In the late 5th century, Ravenna was the capital of the Ostrogothic Kings, after they had definitively overthrown the Roman Emperor of the West in 476. It was subsequently retaken by the Eastern Roman Empire, and became the seat of the Byzantine governor of Italy, known as the Exarch of Ravenna, until the mid-8th century. Several Christian monuments survive from this period, including two churches dedicated to St Apollinaris. The older of these is not in Ravenna itself, but the nearby city of Classe, an important commercial and military port; in antiquity, Classe was directly on the sea, but due to the silting-up of the Adriatic coast, it is now more than 5½ miles inland.

The façade and bell-tower.
Photo from Wikimedia Commons by Gerd Eichmann, CC BY-SA 4.0
The apsidal mosaic of the church is one of the best preserved examples of early Byzantine work in Italy, dating to the mid-6th century. St Apollinaris is represented in the lower middle, wearing a stole and with his hands raised in prayer. At the very top, Christ Himself is shown, as He is in many early Christian images, with six sheep to either side of Him, emerging from the holy cities of Bethlehem and Jerusalem. These represent the twelve Apostles, of course, and the representation of Apollinaris in similar company is probably intended to remind the viewer of his close connection to the Apostolic era, and therefore also of the antiquity of the see of Ravenna. (Click to enlarge.)

Image from Wikimedia Commons by José Luiz Bernardes Ribeiro; CC BY-SA 4.0
The face of Christ is placed at the center of the Cross, with Moses and Elijah to either side; the three sheep (two to the right, one to the left) represent the Apostles Peter, James and John. This is therefore a symbolic representation of the Transfiguration, the moment at which Christ revealed His Divinity to His Apostles for the first time, foreshadowing the glory of His Resurrection, which can only come through the suffering of the Cross.
Image from Wikimedia Commons by Pequod 76, CC BY-SA 3.0
A closer view of St Apollinaris.
The following images by José Luiz Bernardes Ribeiro are all taken from Wikimedia Commons, CC BY-SA 4.0.
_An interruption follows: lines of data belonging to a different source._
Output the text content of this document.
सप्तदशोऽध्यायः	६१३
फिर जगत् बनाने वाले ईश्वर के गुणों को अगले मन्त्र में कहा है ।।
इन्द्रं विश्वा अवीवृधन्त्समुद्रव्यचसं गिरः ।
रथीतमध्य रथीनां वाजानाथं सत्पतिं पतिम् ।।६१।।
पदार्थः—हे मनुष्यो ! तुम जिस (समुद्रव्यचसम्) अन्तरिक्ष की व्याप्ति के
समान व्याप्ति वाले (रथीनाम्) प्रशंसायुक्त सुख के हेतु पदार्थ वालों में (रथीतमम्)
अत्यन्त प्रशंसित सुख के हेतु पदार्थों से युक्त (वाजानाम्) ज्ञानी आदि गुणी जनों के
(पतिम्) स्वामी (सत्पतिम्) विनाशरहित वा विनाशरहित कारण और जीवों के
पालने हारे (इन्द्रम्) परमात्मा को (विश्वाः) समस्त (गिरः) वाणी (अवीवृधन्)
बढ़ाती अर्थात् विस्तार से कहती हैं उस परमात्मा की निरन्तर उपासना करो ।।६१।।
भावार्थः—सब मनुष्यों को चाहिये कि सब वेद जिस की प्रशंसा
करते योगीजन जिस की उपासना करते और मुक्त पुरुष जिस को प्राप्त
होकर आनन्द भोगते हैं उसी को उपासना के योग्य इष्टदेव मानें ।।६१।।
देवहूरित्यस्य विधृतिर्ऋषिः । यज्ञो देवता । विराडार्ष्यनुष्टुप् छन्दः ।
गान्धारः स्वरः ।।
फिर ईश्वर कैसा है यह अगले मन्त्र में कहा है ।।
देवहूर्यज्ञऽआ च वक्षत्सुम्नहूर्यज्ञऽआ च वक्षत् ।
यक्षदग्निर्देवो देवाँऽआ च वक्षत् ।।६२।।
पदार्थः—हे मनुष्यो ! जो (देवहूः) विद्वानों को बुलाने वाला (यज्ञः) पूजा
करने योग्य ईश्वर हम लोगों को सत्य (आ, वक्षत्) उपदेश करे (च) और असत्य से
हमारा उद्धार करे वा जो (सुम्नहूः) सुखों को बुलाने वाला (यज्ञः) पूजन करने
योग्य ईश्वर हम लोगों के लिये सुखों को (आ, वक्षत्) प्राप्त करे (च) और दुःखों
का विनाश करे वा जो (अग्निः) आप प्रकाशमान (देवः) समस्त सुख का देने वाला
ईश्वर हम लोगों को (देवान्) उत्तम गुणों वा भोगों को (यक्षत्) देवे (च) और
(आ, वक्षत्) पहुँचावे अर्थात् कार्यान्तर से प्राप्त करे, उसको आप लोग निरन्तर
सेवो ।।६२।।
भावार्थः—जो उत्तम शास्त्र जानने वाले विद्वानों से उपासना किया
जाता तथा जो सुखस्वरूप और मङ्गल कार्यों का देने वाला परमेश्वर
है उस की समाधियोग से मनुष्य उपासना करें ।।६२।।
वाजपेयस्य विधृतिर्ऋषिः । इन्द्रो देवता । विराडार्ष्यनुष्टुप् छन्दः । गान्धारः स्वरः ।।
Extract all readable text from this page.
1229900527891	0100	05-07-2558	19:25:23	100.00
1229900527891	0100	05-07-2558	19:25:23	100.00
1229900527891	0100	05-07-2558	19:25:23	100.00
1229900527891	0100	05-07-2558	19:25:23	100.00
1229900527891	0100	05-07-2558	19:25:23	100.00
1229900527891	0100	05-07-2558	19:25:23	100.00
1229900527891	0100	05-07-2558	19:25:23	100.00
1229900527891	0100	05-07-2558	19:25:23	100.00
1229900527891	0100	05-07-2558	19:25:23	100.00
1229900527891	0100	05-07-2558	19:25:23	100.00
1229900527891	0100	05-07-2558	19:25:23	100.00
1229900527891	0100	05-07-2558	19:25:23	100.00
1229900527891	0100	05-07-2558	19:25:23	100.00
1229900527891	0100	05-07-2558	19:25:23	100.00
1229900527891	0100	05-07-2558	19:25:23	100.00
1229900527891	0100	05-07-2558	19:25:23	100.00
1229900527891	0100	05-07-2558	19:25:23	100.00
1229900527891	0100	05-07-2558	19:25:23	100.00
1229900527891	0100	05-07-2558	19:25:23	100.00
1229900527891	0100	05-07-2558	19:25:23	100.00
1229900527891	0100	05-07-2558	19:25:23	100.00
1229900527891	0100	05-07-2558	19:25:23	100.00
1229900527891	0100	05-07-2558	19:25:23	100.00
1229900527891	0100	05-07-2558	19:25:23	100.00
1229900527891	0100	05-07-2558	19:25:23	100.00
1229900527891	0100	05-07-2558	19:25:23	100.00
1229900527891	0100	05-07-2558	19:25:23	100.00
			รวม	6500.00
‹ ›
Below the apse to the right, this image of the sacrifices of Abel, Melchisedek and Abraham was added in the mid-7th century; this motif is taken from the Basilica of St Vitalis in Ravenna itself.
On the opposite side, the Emperor Constantine IV (652-85) is shown granting the privileges of an Imperial envoy to the archbishop of Ravenna. The golden halo originally meant simply that the figure wearing it was important, without reference to holiness, and was still used in this way at the time the mosaic was made.
Between the windows below the apse are represented four archbishop of Ravenna: St Ecclesius,
St Severus,
St Ursus, whose name means ‘bear’,
and St Ursicinus, whose name means ‘little bear’.
To the left of the apse, the archangel Michael.